Cancel culture und andere staatliche Maßnahmen

Jan Böhmermann hat in seiner Sendung, dem ZDF Neo Magazin Royal, im Jahr 2012 die Enteignung Facebooks bzw. das Stoppen von Facebook gefordert. Hierunter kann die gänzliche Verstaatlichung des Konzerns verstanden werden. Dies ist nicht der einzige Ansatz zur Regulierung. Die Plattformbetreiber und -betreiberinnen können beispielsweise auch bewusst gegen „Hatespeech“ oder andere Auswüchse vorgehen. Damit muss sich jedoch das Problem nicht lösen, sondern kann sich vielmehr eher verschieben.

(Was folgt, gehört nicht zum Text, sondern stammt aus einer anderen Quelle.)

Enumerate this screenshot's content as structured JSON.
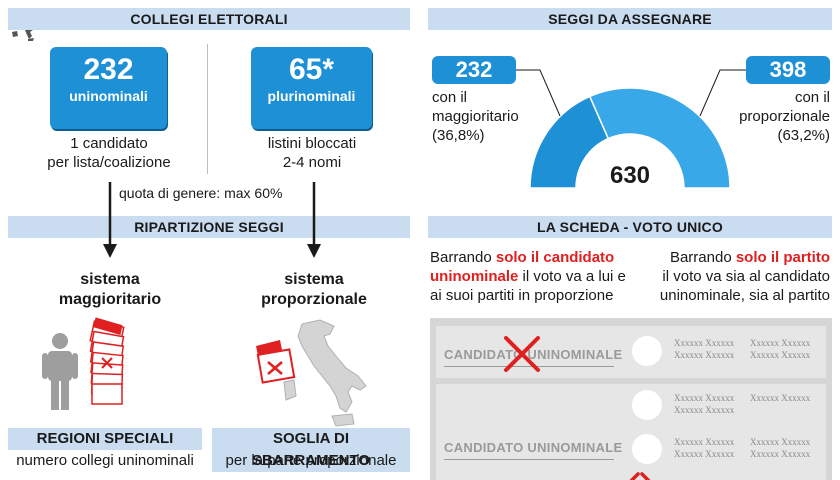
{
  "collegi": {
    "header": "COLLEGI ELETTORALI",
    "uninominali": {
      "number": "232",
      "label": "uninominali",
      "caption_line1": "1 candidato",
      "caption_line2": "per lista/coalizione"
    },
    "plurinominali": {
      "number": "65*",
      "label": "plurinominali",
      "caption_line1": "listini bloccati",
      "caption_line2": "2-4 nomi"
    },
    "quota": "quota di genere: max 60%"
  },
  "ripartizione": {
    "header": "RIPARTIZIONE SEGGI",
    "left_line1": "sistema",
    "left_line2": "maggioritario",
    "right_line1": "sistema",
    "right_line2": "proporzionale"
  },
  "seggi": {
    "header": "SEGGI DA ASSEGNARE",
    "left_value": "232",
    "left_line1": "con il",
    "left_line2": "maggioritario",
    "left_line3": "(36,8%)",
    "right_value": "398",
    "right_line1": "con il",
    "right_line2": "proporzionale",
    "right_line3": "(63,2%)",
    "total": "630",
    "colors": {
      "maggioritario": "#1e90d6",
      "proporzionale": "#39a8e8"
    }
  },
  "chart_data": {
    "type": "pie",
    "categories": [
      "con il maggioritario",
      "con il proporzionale"
    ],
    "values": [
      232,
      398
    ],
    "total": 630,
    "percent_labels": [
      "(36,8%)",
      "(63,2%)"
    ]
  },
  "scheda": {
    "header": "LA SCHEDA - VOTO UNICO",
    "left_pre": "Barrando ",
    "left_red1": "solo il candidato",
    "left_red2": "uninominale",
    "left_post1": " il voto va a lui e",
    "left_line3": "ai suoi partiti in proporzione",
    "right_pre": "Barrando ",
    "right_red": "solo il partito",
    "right_line2": "il voto va sia al candidato",
    "right_line3": "uninominale, sia al partito",
    "ballot_label_1": "CANDIDATO UNINOMINALE",
    "ballot_label_2": "CANDIDATO UNINOMINALE",
    "placeholder": "Xxxxxx Xxxxxx"
  },
  "bottom": {
    "left_title": "REGIONI SPECIALI",
    "left_sub": "numero collegi uninominali",
    "right_title": "SOGLIA DI SBARRAMENTO",
    "right_sub": "per la parte proporzionale"
  }
}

Erinnert seien in diesem Zusammenhang an unterschiedlichste Verschwörungstheoretiker und -theoretikerinnen, die nach anderen Plattformen lange auf Telegram eine neue Heimat gefunden haben, bis dort auch entsprechende Regularien eingezogen wurden. Das Extrembeispiel in diesem Zusammenhang ist wohl erneut der ehemalige amerikanische Präsident Donald Trump, der für die Meinungsbildung ein eigenes soziales Netzwerk gegründet hat, welches den Namen „True sozial“ (übersetzt „wirklich sozial“) trägt. Zwar sind solche Netzwerke hinzunehmen, die Überwachung sollte aber in einem verhältnismäßigen Maße auch hier gewahrt sein. Es stellt sich aber die Frage, welche Institutionen hier zuständig sein sollen.

Freiheit ja, Diffamierung nein

Gerade der Blick auf die Berichterstattungen aus Krisenregionen, Möglichkeiten des Austausches über Landesgrenzen hinweg und die Informationsbeschaffungen über das Internet illustrieren den unglaublichen Wert der Digitalisierung. Gleichsam müssen die gefundenen Informationen gefiltert und bewertet werden. In Deutschland sind wir insofern privilegiert, da es keine Denkverbote gibt und nur in Ausnahmefälle Aussagen Gegenstand der Strafverfolgung sind. Gleichsam muss es gewisse Grenzen geben, wenn die eigene Meinungs- und Handlungsfreiheit auf Rechte von anderen, besonders dem allgemeinen Persönlichkeitsrecht, trifft. Gerade hier geht es dann nicht mehr um die grenzenlose Freiheit des Kollektivs oder der einzelnen Freidenker und -denkerinnen, sondern um den Schutz der potentiell Geschädigten und den Ausgleichs- und Gerechtigkeitsgedanken gegenüber Opfern des Internets.